Well-intentioned queer positivity
But a mortal sin: it all seemed to be sung barely live, while in Malmö we saw that the 31-year-old Irishman certainly has no shortage of vocal skills. The somewhat dull and harmless performance, certainly for an act that is so enthusiastic about non-conformity, did not make up for that. At one point the two dancers kissed, but not really, because the masks remained on – not quite a strong statement. The water pistols that they brought out in ‘Tsunami 11:11’ to spray the audience with, turned out to be filled with fresh water. Fortunately not something dirty or anything, but also nice. It was an hour of well-intentioned queer positivity full of edgy gothic and BDSM connotations, but that had to remain suitable for all ages.

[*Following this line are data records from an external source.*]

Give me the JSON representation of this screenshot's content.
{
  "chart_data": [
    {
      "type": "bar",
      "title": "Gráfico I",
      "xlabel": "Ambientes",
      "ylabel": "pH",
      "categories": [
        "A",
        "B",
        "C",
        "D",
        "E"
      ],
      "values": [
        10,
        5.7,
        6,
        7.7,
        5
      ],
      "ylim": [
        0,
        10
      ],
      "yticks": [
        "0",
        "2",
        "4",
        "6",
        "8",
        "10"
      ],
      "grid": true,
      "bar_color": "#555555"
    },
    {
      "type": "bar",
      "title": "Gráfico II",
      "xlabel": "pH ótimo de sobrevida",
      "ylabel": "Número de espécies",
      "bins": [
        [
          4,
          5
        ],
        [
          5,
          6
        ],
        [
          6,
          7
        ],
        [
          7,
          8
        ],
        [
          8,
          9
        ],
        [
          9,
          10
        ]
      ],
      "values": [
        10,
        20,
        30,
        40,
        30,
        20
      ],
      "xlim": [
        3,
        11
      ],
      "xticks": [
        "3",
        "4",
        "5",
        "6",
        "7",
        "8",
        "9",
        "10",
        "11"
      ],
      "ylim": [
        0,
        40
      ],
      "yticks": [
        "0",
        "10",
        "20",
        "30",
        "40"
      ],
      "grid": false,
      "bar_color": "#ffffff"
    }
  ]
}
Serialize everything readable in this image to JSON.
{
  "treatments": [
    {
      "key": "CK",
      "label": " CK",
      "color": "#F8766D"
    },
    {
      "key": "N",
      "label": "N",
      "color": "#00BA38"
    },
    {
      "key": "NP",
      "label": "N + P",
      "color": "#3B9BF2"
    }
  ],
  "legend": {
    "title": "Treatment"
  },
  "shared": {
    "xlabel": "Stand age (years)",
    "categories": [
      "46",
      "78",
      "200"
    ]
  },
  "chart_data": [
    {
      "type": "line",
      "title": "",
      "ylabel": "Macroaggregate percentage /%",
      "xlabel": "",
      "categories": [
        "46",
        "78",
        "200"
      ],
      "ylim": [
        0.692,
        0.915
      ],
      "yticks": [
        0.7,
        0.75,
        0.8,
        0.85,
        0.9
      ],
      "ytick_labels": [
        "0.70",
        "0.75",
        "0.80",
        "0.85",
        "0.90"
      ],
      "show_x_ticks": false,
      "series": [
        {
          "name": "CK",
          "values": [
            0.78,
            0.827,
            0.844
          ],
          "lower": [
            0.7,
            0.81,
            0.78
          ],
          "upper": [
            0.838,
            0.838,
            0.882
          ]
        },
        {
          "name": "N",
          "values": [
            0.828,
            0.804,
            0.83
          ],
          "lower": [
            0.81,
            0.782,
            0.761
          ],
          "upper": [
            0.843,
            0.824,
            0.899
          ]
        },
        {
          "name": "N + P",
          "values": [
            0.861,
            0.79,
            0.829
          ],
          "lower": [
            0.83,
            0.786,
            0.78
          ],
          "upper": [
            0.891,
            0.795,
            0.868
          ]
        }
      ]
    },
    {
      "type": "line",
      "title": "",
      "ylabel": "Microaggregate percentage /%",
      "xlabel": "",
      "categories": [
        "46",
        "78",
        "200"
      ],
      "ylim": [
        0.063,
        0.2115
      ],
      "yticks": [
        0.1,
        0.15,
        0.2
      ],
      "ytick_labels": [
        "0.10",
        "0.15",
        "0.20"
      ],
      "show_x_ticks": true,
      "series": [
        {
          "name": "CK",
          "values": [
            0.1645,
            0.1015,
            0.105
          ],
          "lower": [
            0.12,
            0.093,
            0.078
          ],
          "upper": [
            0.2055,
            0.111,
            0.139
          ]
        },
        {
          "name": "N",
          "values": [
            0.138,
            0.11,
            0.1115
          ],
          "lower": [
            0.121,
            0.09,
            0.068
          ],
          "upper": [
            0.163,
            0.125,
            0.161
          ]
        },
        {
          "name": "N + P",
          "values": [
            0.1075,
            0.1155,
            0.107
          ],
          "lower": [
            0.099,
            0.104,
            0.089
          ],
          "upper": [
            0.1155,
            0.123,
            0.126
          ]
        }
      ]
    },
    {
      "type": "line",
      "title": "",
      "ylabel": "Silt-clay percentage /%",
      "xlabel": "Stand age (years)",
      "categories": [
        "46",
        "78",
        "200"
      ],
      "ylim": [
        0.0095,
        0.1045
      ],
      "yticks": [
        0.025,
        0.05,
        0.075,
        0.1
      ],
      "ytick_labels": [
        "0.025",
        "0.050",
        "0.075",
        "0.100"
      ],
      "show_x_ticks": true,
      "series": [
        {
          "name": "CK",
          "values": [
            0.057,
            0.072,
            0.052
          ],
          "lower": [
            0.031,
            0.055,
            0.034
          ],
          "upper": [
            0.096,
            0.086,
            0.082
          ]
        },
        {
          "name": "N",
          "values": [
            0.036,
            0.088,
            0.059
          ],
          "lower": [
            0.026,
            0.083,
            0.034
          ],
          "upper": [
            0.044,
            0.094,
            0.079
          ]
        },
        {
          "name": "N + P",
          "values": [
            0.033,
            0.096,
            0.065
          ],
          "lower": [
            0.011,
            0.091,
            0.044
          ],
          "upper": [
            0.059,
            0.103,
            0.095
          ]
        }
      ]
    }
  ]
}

When Bambie Thug came on stage, wearing a Palestinian flag and singing ‘Children Should be Laughing’ – and live too – it was touching: here was someone who had been concerned about the fate of the Gazans for a long time and had tried to make that clear in Malmö, to the displeasure of the much more well-behaved EBU. Now it was possible to do it freely, to loud cheers from the audience. But when the dancers came on stage again, holding Palestinian flags aloft above their leather skirts and glitter masks, it became kitsch again.